US stocks dropped Monday, as the week kicked off with especially large declines in technology shares and airline stocks.
The Dow Jones Industrial Average lost 82.91 points (0.46 percent) at 17,766.55.
The broad-based S&P 500 shed 13.55 (0.65 percent) to 2,079.28, while the tech-rich Nasdaq Composite Index fell 46.83 (0.92 percent) to 5,021.63.
Tech shares like Intel (-1.7 percent) and Facebook (-1.8 percent) were hard hit on a day with no major US economic indicators. Airline stocks also fell sharply on worries about overcapacity.
Analysts said the market continued to weigh the implications of Friday's surprisingly good US jobs report, especially for the Federal Reserve's plans for an interest rate hike.
The jobs report "was a game changer that people are still struggling to digest," said Chris Low, chief economist of FTN Financial.
"The Fed was thought to be out of play at least until December and now, the chances are it's going to raise interest rates in September, perhaps as early as July."
Apple fell 0.7 percent after announcing the launch of "Apple Music," a new subscription service allowing users to stream songs, listen to playlists and connect with performers.

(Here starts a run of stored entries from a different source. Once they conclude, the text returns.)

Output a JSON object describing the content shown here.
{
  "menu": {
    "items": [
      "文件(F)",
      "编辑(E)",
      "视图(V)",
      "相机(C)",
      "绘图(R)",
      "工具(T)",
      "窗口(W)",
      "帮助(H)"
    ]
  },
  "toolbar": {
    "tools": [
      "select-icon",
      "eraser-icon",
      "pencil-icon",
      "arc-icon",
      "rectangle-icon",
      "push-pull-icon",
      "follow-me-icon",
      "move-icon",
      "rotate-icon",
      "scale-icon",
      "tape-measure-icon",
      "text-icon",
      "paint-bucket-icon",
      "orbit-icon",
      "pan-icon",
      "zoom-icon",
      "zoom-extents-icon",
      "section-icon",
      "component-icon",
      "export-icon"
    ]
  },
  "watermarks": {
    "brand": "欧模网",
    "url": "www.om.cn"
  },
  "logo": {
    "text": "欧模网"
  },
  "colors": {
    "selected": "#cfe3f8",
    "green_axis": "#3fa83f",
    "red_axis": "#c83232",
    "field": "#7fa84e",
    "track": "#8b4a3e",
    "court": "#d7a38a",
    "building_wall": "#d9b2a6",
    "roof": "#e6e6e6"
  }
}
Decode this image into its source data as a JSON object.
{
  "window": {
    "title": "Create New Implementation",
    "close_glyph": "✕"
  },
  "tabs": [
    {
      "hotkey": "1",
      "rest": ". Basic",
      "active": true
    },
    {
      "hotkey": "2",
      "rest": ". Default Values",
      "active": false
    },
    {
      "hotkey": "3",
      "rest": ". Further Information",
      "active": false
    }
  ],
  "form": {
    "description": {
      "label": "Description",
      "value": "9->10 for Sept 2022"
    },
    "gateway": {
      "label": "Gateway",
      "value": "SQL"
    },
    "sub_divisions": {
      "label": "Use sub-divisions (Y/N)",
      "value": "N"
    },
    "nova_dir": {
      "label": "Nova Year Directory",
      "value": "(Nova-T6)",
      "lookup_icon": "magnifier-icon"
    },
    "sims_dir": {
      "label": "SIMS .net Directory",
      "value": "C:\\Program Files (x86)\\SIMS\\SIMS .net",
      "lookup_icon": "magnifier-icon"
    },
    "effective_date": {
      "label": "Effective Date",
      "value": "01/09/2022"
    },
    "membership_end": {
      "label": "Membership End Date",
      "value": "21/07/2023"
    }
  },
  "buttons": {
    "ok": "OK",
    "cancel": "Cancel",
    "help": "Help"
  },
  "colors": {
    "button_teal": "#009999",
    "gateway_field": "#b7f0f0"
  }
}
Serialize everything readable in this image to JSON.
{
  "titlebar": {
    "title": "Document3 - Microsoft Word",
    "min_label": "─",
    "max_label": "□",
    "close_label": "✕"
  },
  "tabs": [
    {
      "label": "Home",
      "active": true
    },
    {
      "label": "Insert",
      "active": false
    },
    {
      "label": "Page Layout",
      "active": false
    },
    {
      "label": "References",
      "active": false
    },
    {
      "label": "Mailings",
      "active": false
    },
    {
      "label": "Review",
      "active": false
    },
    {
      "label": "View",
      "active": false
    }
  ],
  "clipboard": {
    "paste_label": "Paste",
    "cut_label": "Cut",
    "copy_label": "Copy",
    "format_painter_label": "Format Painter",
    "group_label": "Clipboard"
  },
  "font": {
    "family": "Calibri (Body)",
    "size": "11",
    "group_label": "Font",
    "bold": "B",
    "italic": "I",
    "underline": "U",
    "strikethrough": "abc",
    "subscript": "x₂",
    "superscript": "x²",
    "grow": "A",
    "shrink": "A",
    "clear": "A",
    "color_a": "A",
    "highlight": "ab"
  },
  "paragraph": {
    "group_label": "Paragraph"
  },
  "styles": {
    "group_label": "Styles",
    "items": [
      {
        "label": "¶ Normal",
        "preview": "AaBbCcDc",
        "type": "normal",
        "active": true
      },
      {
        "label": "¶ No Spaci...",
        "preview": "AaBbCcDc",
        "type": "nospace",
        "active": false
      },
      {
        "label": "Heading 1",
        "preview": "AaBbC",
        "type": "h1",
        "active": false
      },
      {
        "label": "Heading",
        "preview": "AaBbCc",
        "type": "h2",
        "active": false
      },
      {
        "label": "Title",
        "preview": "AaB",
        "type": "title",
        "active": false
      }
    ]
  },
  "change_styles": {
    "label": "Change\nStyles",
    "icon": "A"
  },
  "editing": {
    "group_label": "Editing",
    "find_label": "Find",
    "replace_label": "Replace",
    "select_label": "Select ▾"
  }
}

EBay fell 3.8 percent on concerns about the impact of splitting off its PayPal unit. The company slashed its forecast for 2015 free cash flow from PayPal by $100 million to $1.6-$1.8 billion due to higher separation costs, Bloomberg reported.
Airlines tumbled, including American Airlines (-4.5 percent), Delta Air Lines (-5.0 percent) and United Continental (-4.4 percent) due to worries about rising capacity and slow US economic growth. The three major carriers were also downgraded by Raymond James.
Swiss agribusiness Syngenta dropped 1.7 percent as it rejected for a second time a takeover proposal from Monsanto. The latest Monsanto offer was identical to the first, but contained a $2 billion breakup fee if the deal was blocked for antitrust reasons.
Syngenta called the breakup fee "paltry" and said the latest offer remained inadequate. Monsanto advanced 0.1 percent.
Bond prices were mixed. The yield on the 10-year US Treasury fell to 2.38 percent from 2.41 percent, while the 30-year US Treasury held steady at 3.11 percent. Bond prices and yields move inversely.